Thomas Walther est ce magistrat qui a permis à l'Allemagne de juger le criminel de guerre John Demjanjuk. L'Express a recueilli ses réactions à l'ouverture de nouvelles enquêtes visant 50 anciens gardiens du camp d'Auschwitz-Birkenau. 

Procès des criminels de guerre nazis: "C'est une course contre la montre"
Thomas Walther, pendant le procès Demjanjuk: "La 'découverte', en 2013, de cette cinquantaine d'anciens SS ne fait que souligner les invraisemblables erreurs et lacunes de la justice allemande par le passé."
REUTERS/Michaela Rehle
Le Centre national d'enquête de Ludwigsburg, créé en 1958 pour traquer les criminels de guerre nazis, vient d'annoncer qu'il examinait le passé de 50 hommes, âgés de 85 à 90 ans, ayant tous servi dans les rangs des gardiens du camp d'extermination d'Auschwitz-Birkenau. Les premiers dossiers pourraient être soumis à la justice allemande dans quelques mois. 
L'Express a recueilli les réactions de Thomas Walther, l'ex juge qui a permis à la justice allemande de condamner John Demjanjuk, ancienne sentinelle du camp de Sobibor (Pologne), pour complicité d'assassinat en 2011. 
Que vous inspire l'ouverture de ces enquêtes?
J'éprouve des sentiments mitigés. Près de sept décennies après les horreurs de l'Holocauste, voilà que surgissent, bien vivants, d'anciens gardiens de Birkenau. A mes yeux, la "découverte", en 2013, de cette cinquantaine d'anciens SS ne fait que souligner les invraisemblables erreurs et lacunes de la justice allemande par le passé. Par ailleurs, la liste recensant les ex-sentinelles d'Auschwitz-Birkenau n'est pas vraiment nouvelle. Elle est tirée de la "liste de Francfort", dressée à l'issue des procès des anciens SS d'Auschwitz qui se sont déroulés dans cette ville, dans les années 1960. Les 50 gardiens dont il est question aujourd'hui sont les survivants de ce fichier sur lequel figuraient près de 4000 noms. Par ailleurs, toutes les enquêtes ouvertes ne déboucheront pas sur des poursuites pénales. Et tous les suspects ne survivront pas jusqu'à un éventuel procès. 
Pourquoi ne pas avoir ouvert ces enquêtes plus tôt?
Mi-2012, le Centre de Ludwigsburg a entrepris de concentrer ses efforts sur le personnel des camps d'extermination. La décision aurait pu être prise plus tôt... Il est vrai qu'avec 7 enquêteurs, ses moyens sont limités. Mais rien n'interdisait aux ministres régionaux de la Justice, qui assurent la tutelle de Ludwigsburg, de renforcer les effectifs afin que le Centre soit en mesure de mener sa tâche à bien, dans les délais les plus courts.

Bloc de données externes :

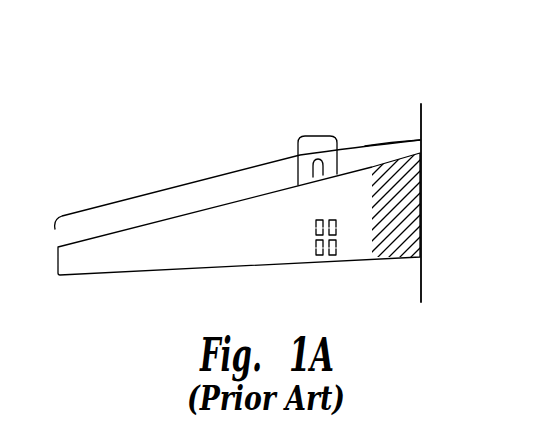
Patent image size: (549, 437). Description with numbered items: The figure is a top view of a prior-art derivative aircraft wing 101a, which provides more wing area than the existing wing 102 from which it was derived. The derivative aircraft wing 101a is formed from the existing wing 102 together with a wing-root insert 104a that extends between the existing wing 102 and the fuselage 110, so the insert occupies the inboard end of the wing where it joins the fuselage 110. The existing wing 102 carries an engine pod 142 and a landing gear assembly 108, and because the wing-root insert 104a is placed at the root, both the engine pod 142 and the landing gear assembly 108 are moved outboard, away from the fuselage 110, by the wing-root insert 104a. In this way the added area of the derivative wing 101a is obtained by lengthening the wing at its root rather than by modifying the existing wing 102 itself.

The derivative aircraft wing 101a is at (137, 91).
The existing wing 102 is at (204, 179).
The wing-root insert 104a is at (419, 143).
The landing gear assembly 108 is at (314, 243).
The fuselage 110 is at (421, 104).
The engine pod 142 is at (301, 139).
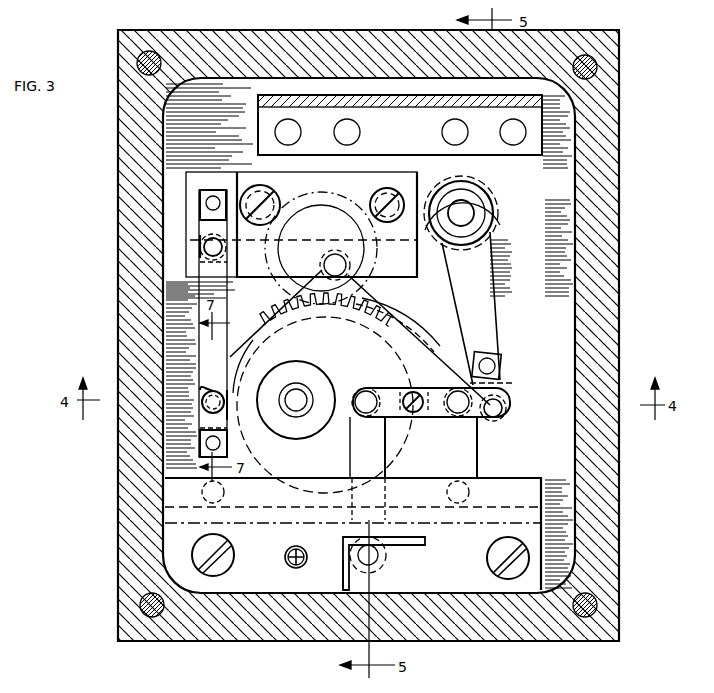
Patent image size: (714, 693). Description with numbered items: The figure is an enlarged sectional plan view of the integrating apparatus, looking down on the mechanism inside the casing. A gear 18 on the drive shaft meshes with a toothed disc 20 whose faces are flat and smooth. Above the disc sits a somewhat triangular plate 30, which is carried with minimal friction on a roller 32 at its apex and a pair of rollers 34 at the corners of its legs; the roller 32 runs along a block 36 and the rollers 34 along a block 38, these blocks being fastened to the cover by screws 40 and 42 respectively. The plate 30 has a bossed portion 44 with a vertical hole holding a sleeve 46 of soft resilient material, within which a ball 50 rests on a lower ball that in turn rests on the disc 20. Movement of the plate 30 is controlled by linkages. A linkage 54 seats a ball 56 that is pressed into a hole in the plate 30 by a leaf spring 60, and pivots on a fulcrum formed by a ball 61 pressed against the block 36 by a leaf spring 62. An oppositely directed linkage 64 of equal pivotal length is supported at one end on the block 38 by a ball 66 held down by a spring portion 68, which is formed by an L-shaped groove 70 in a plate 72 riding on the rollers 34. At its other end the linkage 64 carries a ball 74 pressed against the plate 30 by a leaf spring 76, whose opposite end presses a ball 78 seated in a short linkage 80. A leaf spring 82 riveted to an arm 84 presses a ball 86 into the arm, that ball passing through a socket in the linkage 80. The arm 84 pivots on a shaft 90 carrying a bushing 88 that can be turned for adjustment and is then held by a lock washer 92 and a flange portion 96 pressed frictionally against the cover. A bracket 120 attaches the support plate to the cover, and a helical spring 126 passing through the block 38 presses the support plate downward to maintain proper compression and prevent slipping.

The gear 18 is at (282, 281).
The toothed disc 20 is at (285, 306).
The plate 30 is at (405, 327).
The roller 32 is at (324, 258).
The rollers 34 is at (204, 498).
The block 36 is at (258, 170).
The block 38 is at (537, 478).
The screws 40 is at (250, 190).
The screws 42 is at (229, 565).
The bossed portion 44 is at (291, 432).
The sleeve 46 is at (303, 390).
The ball 50 is at (292, 385).
The linkage 54 is at (197, 352).
The ball 56 is at (197, 392).
The leaf spring 60 is at (200, 407).
The ball 61 is at (198, 247).
The leaf spring 62 is at (200, 233).
The linkage 64 is at (357, 456).
The ball 66 is at (376, 562).
The spring portion 68 is at (343, 578).
The L-shaped groove 70 is at (343, 545).
The plate 72 is at (530, 518).
The ball 74 is at (362, 388).
The leaf spring 76 is at (396, 388).
The ball 78 is at (446, 388).
The linkage 80 is at (508, 412).
The leaf spring 82 is at (500, 368).
The arm 84 is at (490, 335).
The ball 86 is at (506, 388).
The bushing 88 is at (492, 226).
The shaft 90 is at (470, 214).
The lock washer 92 is at (489, 238).
The flange portion 96 is at (498, 210).
The bracket 120 is at (258, 100).
The helical spring 126 is at (290, 553).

Question de volonté politique... Une partie de notre société refuse encore de faire le procès du passé. 
Quand pourraient avoir lieu les premiers procès?
Il faut compter entre un et trois ans, en fonction des moyens humains mis en oeuvre par les services régionaux de police judiciaire et par les différents parquets compétents. C'est une course contre le temps qui est engagée. Pourtant, même si aucun procès n'a lieu, même si aucune condamnation n'est prononcée, il n'est pas trop tard pour envoyer le message suivant, de la plus haute importance politique et juridique: la justice allemande a reconnu les erreurs du passé et les a corrigées. Que les futurs bourreaux et leurs assistants se le tiennent pour dit: ils pourront être condamnés pour complicité d'assassinat, même sans preuve d'une participation directe au crime.